Angels In America (2003)- This dramatic adaptation of Tony Kushner's award-winning play tracks several characters at the height of the AIDS crisis in mid-80s New York City, including Prior Walter (Justin Kirk), a young HIV+ man who begins to have visions of an angel (Emma Thompson) telling him he's a prophet, and gay-bashing conservative lawyer Roy Cohn (Al Pacino), whose underling Joe Pitt (Patrick Wilson) is a closeted Mormon having an affair with Prior's ex-boyfriend.Tackling the AIDS panic, religious intolerance, and Reagan-era conservative politics, Nichols's six-hour miniseries brings to the big screen everything that made Kushner's original play a Broadway smash in 1993, including the caliber of his actors: Pacino plays real-life, rock-ribbed conservative lawyer Cohn with despicable malice, while Thompson and Streep thoroughly enjoy showier roles as supernatural visitors. (Streep also plays Joe's straitlaced Mormon mother- and the tragic Ethel Rosenberg- to chilling perfection.) With its poetically inflected dialogue and dreamy special effects, "Angels" is a vibrant, pop-political melodrama for any age.

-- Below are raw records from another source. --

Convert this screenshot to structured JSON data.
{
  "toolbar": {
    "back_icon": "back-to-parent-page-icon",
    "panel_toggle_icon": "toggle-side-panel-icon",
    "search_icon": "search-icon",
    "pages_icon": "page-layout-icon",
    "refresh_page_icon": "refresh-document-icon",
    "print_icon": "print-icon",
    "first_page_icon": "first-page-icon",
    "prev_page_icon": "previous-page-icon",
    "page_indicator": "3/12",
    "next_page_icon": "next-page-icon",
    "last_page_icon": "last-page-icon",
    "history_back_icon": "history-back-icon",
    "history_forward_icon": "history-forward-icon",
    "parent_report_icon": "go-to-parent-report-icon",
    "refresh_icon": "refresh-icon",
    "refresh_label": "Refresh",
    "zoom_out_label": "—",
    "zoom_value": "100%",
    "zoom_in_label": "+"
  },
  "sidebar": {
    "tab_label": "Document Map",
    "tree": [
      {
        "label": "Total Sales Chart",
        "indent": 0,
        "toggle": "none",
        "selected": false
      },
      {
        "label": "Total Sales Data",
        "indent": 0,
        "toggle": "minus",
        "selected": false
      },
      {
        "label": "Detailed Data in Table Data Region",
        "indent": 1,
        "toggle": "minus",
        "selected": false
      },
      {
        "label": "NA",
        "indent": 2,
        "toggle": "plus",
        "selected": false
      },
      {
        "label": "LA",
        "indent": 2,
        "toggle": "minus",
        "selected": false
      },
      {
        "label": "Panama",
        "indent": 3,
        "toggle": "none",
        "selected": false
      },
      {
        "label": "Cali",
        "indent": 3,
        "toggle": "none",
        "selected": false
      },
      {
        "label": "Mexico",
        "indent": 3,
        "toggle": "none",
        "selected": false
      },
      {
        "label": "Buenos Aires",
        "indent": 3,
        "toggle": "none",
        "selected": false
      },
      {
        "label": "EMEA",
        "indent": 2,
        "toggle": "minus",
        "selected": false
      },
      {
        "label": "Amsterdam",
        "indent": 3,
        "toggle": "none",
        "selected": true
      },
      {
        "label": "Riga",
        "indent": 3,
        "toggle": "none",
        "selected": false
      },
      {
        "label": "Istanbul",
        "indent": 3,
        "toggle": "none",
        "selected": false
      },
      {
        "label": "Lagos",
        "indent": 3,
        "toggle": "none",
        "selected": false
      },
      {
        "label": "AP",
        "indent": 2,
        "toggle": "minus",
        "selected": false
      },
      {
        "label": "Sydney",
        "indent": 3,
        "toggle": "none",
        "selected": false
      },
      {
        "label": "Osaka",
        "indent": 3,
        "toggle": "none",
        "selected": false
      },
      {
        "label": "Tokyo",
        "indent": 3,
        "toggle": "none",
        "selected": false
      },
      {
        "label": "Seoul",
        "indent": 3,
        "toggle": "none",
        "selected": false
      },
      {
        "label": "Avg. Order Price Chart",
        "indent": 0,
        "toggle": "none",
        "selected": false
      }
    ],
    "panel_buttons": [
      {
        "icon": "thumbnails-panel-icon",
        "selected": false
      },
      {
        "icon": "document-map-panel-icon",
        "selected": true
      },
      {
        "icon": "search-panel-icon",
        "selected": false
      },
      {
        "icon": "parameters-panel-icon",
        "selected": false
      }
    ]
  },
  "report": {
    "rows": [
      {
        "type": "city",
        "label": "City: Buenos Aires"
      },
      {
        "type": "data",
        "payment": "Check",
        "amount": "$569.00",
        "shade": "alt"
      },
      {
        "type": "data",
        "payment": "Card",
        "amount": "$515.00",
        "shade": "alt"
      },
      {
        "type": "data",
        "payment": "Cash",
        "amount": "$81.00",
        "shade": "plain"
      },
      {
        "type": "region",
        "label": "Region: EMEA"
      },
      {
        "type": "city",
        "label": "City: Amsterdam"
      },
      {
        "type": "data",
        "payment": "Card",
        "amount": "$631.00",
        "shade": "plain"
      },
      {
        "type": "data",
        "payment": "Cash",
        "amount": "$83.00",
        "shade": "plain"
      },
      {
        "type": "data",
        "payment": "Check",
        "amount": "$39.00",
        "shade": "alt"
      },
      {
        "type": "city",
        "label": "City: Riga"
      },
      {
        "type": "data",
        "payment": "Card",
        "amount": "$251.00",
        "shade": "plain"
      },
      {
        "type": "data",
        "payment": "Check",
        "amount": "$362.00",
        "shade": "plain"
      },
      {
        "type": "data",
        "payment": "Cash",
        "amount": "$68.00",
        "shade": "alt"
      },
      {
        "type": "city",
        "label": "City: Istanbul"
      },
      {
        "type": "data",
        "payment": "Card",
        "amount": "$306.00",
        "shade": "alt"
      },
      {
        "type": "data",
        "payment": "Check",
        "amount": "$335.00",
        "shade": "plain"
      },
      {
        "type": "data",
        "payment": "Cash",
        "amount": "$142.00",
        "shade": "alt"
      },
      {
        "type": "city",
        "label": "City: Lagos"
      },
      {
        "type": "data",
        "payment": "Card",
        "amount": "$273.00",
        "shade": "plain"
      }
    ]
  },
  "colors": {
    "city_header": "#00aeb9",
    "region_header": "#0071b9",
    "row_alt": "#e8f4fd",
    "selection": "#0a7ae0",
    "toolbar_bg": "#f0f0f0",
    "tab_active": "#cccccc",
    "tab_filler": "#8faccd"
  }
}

And so, this venerable phenomenon we call Meryl Streep greets her milestone with engines on full throttle, having just received her (gasp!) fifteenth Oscar nod for her superb work in last year's screen adaptation of John Patrick Shanley's "Doubt". In career terms, it seems many more roles lie in store for her, of which we will become glad and grateful beneficiaries.

Happy Birthday and thanks, Meryl Streep.